Jan Strnad, The Summer We Lost Alice
“The evening air smelled like secrets. The breeze that stirred his hair had been places Matt could only imagine. It had twined through trees and ushered clouds and whistled through caves. It had slid on its belly over desert sands and swirled snow on mountaintops. It had ruffled the feathers of baby eagles and extinguished the matches of sailors far out to sea. It had stolen balloons and floated bubbles. It was timeless. It had swept dust off the backs of dinosaurs, filled the lungs of pharaohs, and it would abrade the bones of the last human to fall on some distant, devastated plain. But tonight it was here, in this little town, fluttering curtains, rattling blinds, and caressing the face of a ten-year-old boy with a troubled mind.”
Jan Strnad, The Summer We Lost Alice
“Things aren't what they seem. What a truth to learn at such a tender age! More discouraging was the way in which everyone around him—his parents in particular—seemed so certain of what was and what wasn't.

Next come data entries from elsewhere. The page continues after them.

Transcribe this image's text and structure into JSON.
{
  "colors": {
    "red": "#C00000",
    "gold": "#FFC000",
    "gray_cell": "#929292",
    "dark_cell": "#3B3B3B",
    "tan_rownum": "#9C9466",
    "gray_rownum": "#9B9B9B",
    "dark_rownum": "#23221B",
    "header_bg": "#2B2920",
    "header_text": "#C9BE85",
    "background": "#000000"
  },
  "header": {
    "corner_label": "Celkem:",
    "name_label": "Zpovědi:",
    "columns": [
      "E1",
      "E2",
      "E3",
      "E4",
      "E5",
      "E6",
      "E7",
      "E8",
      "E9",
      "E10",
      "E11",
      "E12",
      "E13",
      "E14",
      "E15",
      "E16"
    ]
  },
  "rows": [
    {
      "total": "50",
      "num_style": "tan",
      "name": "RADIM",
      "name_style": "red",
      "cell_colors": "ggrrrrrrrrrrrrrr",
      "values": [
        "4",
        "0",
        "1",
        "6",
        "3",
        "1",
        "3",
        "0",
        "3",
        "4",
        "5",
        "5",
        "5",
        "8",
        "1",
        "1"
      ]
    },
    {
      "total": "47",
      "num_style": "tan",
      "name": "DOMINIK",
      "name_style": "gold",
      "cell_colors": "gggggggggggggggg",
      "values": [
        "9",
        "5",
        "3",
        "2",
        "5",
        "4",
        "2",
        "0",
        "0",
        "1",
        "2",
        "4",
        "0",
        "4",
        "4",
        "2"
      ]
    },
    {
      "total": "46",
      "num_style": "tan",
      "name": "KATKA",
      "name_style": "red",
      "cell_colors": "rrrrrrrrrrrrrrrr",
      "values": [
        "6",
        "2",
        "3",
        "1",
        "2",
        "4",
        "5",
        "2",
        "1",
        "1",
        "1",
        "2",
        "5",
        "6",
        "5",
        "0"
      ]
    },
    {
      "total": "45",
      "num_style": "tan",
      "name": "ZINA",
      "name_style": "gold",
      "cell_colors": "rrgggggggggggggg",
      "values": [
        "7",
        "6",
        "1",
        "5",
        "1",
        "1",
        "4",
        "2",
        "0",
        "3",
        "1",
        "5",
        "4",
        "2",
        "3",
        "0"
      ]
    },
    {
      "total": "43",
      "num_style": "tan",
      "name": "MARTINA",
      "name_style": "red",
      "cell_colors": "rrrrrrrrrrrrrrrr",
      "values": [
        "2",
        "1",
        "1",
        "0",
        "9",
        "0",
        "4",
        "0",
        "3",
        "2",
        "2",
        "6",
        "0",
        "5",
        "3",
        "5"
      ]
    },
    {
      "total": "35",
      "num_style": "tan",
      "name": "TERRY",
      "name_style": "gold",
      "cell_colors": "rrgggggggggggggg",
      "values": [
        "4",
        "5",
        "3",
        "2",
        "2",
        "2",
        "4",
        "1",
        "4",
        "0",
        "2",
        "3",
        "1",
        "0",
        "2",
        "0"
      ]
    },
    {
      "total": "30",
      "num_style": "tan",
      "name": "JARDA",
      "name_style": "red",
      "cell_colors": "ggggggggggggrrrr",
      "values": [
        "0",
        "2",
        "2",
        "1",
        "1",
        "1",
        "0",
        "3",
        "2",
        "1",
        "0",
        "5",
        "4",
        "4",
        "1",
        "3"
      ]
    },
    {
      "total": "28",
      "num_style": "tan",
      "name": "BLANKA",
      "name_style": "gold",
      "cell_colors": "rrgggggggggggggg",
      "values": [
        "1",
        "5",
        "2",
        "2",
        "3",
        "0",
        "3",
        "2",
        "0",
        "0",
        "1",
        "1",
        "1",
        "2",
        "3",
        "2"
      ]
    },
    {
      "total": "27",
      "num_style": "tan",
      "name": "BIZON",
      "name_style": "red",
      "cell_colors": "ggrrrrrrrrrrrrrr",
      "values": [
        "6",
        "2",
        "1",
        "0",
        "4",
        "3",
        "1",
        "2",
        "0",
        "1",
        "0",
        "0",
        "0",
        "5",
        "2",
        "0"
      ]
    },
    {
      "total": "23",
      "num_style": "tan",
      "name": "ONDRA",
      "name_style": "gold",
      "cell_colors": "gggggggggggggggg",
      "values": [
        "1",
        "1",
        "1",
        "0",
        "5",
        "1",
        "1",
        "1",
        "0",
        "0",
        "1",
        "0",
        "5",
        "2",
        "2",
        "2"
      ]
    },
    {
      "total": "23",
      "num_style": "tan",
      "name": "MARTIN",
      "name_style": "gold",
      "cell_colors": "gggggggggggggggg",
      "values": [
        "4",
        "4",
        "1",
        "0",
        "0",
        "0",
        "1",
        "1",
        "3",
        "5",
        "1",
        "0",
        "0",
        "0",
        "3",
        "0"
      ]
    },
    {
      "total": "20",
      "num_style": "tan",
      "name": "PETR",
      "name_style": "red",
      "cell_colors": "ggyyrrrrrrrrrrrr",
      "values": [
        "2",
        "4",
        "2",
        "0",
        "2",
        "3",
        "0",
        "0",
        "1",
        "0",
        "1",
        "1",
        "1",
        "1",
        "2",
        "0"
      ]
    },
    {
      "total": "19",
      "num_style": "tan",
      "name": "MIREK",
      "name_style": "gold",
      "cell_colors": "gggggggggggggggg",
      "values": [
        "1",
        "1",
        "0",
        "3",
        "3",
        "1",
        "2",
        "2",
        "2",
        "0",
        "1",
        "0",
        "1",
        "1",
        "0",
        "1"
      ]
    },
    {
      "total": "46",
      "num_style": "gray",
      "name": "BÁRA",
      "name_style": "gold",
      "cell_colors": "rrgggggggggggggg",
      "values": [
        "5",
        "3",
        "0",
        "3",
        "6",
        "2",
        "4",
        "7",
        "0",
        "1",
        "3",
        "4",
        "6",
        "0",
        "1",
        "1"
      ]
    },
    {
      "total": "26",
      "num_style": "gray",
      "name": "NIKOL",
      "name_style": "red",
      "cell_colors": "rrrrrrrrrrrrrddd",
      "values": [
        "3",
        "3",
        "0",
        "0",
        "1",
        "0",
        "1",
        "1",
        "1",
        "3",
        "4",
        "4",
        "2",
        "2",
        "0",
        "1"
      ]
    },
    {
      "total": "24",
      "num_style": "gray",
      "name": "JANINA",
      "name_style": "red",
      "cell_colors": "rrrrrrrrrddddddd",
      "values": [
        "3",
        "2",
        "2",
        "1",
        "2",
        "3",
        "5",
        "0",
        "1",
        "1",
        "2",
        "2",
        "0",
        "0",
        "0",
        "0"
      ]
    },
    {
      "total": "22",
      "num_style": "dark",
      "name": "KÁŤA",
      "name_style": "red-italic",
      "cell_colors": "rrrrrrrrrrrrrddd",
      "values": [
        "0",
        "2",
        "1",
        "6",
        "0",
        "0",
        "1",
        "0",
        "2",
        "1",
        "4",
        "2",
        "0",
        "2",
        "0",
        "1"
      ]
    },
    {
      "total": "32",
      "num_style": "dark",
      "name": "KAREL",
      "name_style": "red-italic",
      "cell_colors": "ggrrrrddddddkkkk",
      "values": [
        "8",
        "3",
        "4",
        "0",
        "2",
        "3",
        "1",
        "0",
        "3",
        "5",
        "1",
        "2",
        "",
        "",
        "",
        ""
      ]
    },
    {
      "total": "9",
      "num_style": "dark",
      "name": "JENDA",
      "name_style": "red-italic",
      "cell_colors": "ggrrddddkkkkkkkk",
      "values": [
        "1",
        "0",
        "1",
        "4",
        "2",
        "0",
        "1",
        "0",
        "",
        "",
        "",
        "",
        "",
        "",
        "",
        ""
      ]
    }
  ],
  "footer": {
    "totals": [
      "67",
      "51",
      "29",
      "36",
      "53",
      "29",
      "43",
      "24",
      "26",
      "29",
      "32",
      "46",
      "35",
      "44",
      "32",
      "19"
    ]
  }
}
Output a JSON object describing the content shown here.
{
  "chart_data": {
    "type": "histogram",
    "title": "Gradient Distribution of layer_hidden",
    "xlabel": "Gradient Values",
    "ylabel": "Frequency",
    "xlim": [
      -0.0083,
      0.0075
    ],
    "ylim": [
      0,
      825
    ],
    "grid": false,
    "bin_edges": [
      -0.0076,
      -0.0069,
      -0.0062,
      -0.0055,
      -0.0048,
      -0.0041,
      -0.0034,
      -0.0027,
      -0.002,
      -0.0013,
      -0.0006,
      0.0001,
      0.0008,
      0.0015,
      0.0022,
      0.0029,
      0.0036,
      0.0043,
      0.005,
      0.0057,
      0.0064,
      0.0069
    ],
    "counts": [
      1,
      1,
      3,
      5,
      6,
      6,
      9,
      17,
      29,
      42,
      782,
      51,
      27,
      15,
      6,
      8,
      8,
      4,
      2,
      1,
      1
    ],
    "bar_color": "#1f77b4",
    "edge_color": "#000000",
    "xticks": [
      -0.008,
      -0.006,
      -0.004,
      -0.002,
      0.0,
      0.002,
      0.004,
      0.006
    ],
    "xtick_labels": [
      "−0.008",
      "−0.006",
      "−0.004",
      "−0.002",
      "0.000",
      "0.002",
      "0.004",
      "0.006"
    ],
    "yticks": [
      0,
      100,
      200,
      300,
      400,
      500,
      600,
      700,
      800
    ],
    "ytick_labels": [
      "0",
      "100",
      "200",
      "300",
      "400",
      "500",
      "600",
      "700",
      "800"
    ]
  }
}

They were intent on his learning what they knew, but they knew nothing, nothing that was in any way important. They knew what they could see and hear and touch, but they didn't know anything about what lay on the other side of their neat, self-contained reality. They didn't know how that other world could impose itself on their own and steal all that was precious, leaving only a black absence that itself was something palpable and other-than-real.”
Jan Strnad, The Summer We Lost Alice
“I see the life draining out of her and something else taking its place, but I don't know what. Maybe that's the problem. Maybe nothing is taking its place.”
Jan Strnad, The Summer We Lost Alice
“Now I understand. Alice is afraid. The whole town is afraid because the world doesn't make sense to them anymore. Two kids go missing and suddenly everything is all messed up.”
Jan Strnad, The Summer We Lost Alice
“Alice twists a lock of her hair as she sucks on her straw and swivels back and forth on her seat. The shush of the ball bearings sounds like the sea to her, like waves retreating through the sand. She is a thousand miles away. I know this, but I'm not going to let her know I know.”
Jan Strnad, The Summer We Lost Alice
“Alice likes to swing as high as she can. At the schoolyard on the big swings there, I think maybe she's going to go all the way over the top. I can read her mind when she swings. I know she's thinking about jumping out and flying away when she swings that high. Flying to California. She doesn't say anything about it.”
Jan Strnad, The Summer We Lost Alice
“Aunt Flo's love is not a soft thing, I think, but something hard and unyielding, which can be good or bad.”